It's a bold solution.

Green Guardians

There's no shortage of worldwide efforts aimed at planting millions of more trees to help offset our planet's CO2-poisoned atmosphere. But entrepreneurial scientists at a biotech firm called Living Carbon are taking those efforts a step further: creating gene-hacked "mother trees" that are freakishly good at absorbing loads of carbon dioxide.

If four million acres of these trees are planted by 2030, the company estimates, they could sap more than 600 megatons of CO2 out of the atmosphere, or about 1.6 percent of global yearly emissions — a more-than-respectable dent, if the company's numbers hold up.

So far, as part of a modestly sized trial, the startup has planted around 300 acres of its supercharged variant of poplar trees.

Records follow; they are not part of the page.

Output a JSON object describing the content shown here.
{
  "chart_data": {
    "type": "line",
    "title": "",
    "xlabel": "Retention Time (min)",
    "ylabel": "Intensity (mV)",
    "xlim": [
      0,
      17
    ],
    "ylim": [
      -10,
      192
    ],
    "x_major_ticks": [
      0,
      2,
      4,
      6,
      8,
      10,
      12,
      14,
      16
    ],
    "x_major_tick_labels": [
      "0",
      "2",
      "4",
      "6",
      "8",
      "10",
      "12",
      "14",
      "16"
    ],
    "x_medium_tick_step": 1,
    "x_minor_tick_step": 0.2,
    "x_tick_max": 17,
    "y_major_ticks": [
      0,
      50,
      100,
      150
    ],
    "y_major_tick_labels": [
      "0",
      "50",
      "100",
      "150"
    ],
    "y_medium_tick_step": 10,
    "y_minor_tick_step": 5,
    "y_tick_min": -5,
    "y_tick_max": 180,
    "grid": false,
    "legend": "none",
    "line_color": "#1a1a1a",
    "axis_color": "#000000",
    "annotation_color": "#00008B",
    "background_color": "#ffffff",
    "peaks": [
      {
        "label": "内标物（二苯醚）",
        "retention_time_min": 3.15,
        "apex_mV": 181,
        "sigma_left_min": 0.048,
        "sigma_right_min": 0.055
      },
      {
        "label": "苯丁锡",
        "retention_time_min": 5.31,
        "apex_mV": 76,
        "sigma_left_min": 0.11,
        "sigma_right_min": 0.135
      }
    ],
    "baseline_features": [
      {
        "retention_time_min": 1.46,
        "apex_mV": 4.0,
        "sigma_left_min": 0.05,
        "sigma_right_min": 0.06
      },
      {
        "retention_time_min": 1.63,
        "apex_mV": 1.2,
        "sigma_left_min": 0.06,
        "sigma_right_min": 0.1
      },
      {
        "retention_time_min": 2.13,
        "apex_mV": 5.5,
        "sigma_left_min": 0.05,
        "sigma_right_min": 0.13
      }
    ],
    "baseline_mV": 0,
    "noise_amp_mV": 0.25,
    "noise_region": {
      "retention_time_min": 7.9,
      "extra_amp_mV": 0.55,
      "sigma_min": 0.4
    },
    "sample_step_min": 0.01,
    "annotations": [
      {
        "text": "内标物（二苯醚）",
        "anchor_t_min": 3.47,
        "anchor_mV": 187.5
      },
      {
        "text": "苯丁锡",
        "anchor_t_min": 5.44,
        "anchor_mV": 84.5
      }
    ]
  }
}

"None of what we do matters if it just all stays at the greenhouse," Living Carbon CEO Maddie Hall told The Guardian.

Crop Up

Living Carbon's approach is to make its trees more efficient at photosynthesis, a process in which plants use CO2 and sunlight to create sugar, and as a byproduct, oxygen. That's not an easy thing to do, but its scientists say they've come up with a clever workaround that involves diverting more carbon — normally released as it "respires" in sunlight — back into the tree's biomass.

In essence, Living Carbon's trees are meant to grow bigger and faster while keeping more carbon locked away. A study published this year found that the gene-hacked poplars stored up to 27 percent more CO2 while growing up to 53 percent in biomass.

Beyond trees, other ventures, like a major one led by the Salk Institute for Biological Studies, have looked at how crops like rice, corn and wheat could be genetically engineered for greater carbon absorption capabilities.

Since those crops don't live as long as trees, researchers have looked into engineering them with larger and deeper roots that can keep their carbon stored underground for longer, even after they're harvested or dead.

Field Training

Before they can tackle our planet's greenhouse gasses, however, the gene-hacked plants from Living Carbon, the Salk Project, and others will need to leave the greenhouse. Critics note that these plants are not only unproven at a large scale, but also remain untested in real-world, fluctuating climates.

Propagating millions of trees that sequester carbon for longer could have unexpected consequences on their natural habitats, too. And with crops, it's unclear how bolstering their carbon storage could affect the viability of their soil.

Other skeptics note that there's little reason to hope for superplants to save us all, when we could focus on continuing to plant more trees, overhauling our energy infrastructure, and otherwise cutting down emissions instead.

"Like so many novel tech approaches to tackling CO2, [the development of such plants] represents a significant distraction," Ben Raskin, head of horticulture and agroforestry at the Soil Association, told The Guardian.

But, as Hall puts it: "We are in a climate emergency."